Supreme Court stays Delhi High Court ruling in Tiger Global case

The Supreme Court on Friday stayed a Delhi High Court ruling in favour of private equity firm Tiger Global on the applicability of the India-Mauritius Double Taxation Avoidance Agreement to capital gains from the sale of shares of Flipkart to Walmart. Experts believe the ruling could lead to uncertainty for foreign investors.

The order by a division bench of Justices JB Pardiwala and R Mahadevan noted that the issue has pan-India implications and requires “thorough consideration”.

In its ruling, the Supreme Court has stayed the order of the Delhi High Court that had granted tax benefits under the India- Mauritius DTAA to Tiger Global. Prior to that, the Authority for Advance Rulings (AAR had denied treaty benefits to Tiger Global for the transaction.

The case relates to Tiger Global, which holds a Category 1 Global Business License and a Tax Residency Certificate (TRC) from Mauritius, and had acquired shares of a Singapore-based Flipkart between 2011 and 2015. The company held substantial investments in Indian entities. In 2018, Tiger Global sold its shares in the company, resulting in capital gains. The grandfathering provision under the India-Mauritius DTAA provides for grandfathering of investments and exemption from capital gains tax in India for shares acquired before April 1, 2017.

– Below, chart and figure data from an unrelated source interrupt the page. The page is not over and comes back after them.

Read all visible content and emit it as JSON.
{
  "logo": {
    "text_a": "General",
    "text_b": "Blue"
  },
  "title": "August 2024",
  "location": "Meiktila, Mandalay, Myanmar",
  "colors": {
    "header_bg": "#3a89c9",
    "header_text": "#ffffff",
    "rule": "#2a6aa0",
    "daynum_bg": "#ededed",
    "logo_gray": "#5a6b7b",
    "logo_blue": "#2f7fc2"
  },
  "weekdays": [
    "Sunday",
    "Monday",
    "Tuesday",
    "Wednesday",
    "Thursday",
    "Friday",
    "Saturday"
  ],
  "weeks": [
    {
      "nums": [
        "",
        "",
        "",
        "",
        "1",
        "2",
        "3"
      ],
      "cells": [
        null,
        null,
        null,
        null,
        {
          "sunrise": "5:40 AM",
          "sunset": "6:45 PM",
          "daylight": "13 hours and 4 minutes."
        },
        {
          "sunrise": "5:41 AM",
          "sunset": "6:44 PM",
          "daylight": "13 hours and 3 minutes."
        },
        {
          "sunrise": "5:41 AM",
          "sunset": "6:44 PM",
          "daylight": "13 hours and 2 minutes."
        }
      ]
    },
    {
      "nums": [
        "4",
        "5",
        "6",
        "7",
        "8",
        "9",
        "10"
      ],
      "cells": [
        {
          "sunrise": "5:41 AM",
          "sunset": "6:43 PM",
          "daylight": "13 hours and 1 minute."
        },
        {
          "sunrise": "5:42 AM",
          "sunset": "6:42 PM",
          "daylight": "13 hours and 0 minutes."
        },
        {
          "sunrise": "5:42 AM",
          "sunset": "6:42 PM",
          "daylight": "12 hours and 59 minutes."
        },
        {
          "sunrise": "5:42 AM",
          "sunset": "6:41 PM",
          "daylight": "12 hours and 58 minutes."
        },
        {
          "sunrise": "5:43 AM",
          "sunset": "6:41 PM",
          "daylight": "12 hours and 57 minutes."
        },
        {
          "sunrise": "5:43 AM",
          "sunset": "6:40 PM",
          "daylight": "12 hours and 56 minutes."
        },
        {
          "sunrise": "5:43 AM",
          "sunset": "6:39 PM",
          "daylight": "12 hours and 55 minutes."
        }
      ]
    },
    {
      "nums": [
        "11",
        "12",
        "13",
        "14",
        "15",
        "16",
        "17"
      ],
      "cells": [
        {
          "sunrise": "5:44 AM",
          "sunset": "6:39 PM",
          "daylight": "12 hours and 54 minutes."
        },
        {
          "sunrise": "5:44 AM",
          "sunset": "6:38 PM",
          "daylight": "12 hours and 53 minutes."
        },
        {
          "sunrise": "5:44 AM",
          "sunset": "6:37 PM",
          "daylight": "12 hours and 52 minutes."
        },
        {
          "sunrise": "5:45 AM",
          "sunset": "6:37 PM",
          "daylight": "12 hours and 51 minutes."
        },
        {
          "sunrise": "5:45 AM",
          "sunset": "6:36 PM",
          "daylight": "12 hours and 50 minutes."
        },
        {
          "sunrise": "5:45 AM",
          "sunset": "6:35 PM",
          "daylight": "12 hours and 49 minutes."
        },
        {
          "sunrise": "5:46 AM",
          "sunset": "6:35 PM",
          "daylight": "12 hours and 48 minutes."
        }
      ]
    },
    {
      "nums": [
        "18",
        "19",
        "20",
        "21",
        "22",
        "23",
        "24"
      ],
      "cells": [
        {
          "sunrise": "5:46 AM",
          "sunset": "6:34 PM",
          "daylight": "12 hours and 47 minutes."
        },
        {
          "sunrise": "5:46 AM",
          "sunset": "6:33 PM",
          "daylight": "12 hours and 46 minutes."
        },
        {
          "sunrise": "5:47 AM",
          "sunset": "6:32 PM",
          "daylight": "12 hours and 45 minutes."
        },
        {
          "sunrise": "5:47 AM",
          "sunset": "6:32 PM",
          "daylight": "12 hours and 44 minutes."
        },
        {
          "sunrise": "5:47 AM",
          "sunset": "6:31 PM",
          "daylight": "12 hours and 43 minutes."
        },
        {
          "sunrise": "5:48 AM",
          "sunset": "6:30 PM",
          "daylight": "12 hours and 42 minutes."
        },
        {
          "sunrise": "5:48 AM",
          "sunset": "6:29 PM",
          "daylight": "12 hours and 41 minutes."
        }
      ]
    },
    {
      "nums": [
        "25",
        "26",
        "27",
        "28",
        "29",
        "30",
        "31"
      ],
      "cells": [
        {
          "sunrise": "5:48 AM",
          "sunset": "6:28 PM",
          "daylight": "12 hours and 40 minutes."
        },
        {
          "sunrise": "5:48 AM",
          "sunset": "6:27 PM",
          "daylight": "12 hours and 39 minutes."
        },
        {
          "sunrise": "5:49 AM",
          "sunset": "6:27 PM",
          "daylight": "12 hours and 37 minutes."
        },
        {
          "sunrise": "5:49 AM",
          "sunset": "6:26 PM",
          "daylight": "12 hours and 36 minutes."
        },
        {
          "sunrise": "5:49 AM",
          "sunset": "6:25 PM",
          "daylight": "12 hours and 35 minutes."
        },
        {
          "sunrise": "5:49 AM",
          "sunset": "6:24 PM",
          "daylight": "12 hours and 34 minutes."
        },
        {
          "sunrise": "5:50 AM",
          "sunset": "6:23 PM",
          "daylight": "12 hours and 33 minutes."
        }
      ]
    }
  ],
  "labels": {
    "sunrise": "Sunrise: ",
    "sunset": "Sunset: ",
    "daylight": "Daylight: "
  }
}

Tax experts noted that several implications could arise from the Supreme Court ruling.

Rakesh Nangia, Managing Partner, Nangia & Co said the stay by the Supreme Court poses a question-mark on the judgment of the Delhi High Court, and it appears that the stage is all set for a fierce round of debate concerning measures to be adopted to prevent potential treaty-abuse.

In its verdict issued last year, the Delhi High Court had upheld the plea of the taxpayer-assessee that grandfathering provisions contained in India-Singapore tax-treaty were self-sufficient to address potential allegations relating to treaty-abuse, and accordingly, “…..it would be impermissible for the Revenue to manufacture additional roadblocks or standards that the parties would be required to meet in order to avail DTAA benefits,…….”.